On the Pursuit of My Mother’s Agency: Her Responsibilization for Eldercare and My Ph.D. As a Daughter’s Duty
This study aims to demystify the power relations within my extended family and hometown community that responsibilized my mother for caring for her mother-in-law for 17 years, thereby uncovering the unseen consequences of her care labor and the process that ultimately led to her stomach cancer diagnosis. Drawing on autoethnography, it focuses on my memories presented in twentyish sequences showcasing my life with my mother as I recalled it, to explore the following questions: (1) What prompted my mother to assume greater caregiving responsibilities for my paternal grandmother than other family members? (2) How can her agency in caregiving be situated within a broader framework of the Turkish familialist welfare system?

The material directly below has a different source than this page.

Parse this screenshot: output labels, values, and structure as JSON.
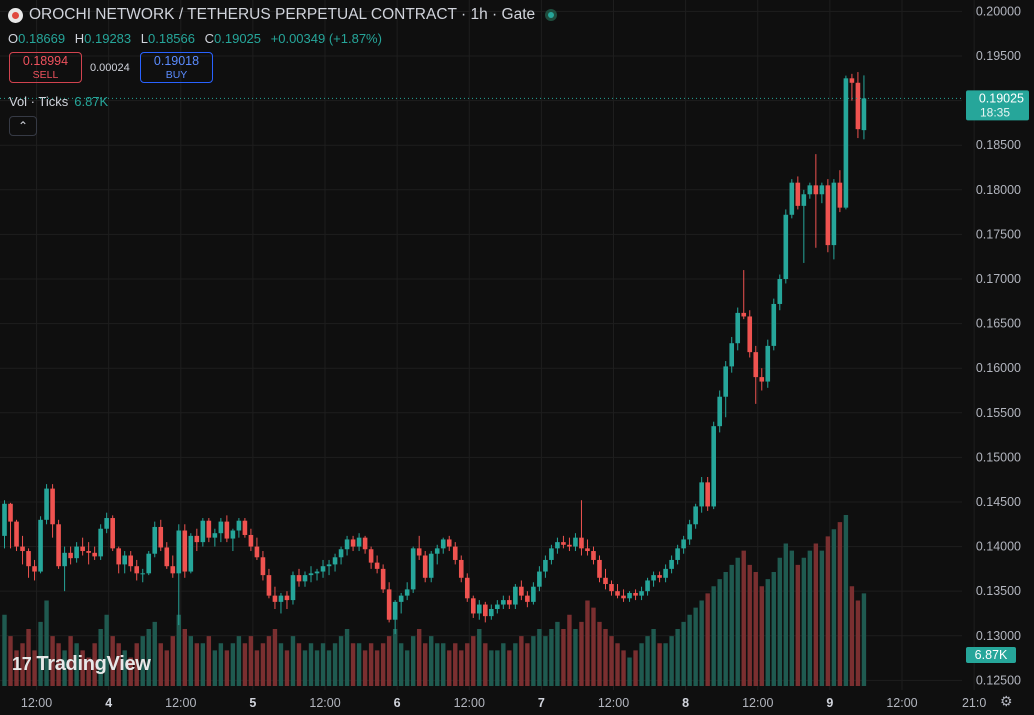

Firstly, this study argues that women in extended families do not engage in caregiving at the same level, nor do they all share an equal sense of responsibility. Secondly, various forms of capital—such as beauty, love, class, and cultural capital—held by women and daughters-in-law within an extended family can significantly shape their bargaining strategies regarding caregiving responsibilities. Within this framework, the article highlights the correlation between the stigmatization of my mother based on others' perceptions of her un-beauty and her ‘perfect’ performance in caregiving. It also aims to uncover her agency in this process. Throughout this analysis, I discovered that my mother’s ‘self-sacrifice’ might be partially preferred as a response to the lack of a right-based approach in the welfare system, which compels older people to bear the consequences of their families’ caregiving strategies and conflicts. I am confident that my mother preferred a decent life for my grandmother on behalf of other family members, the community, and the state.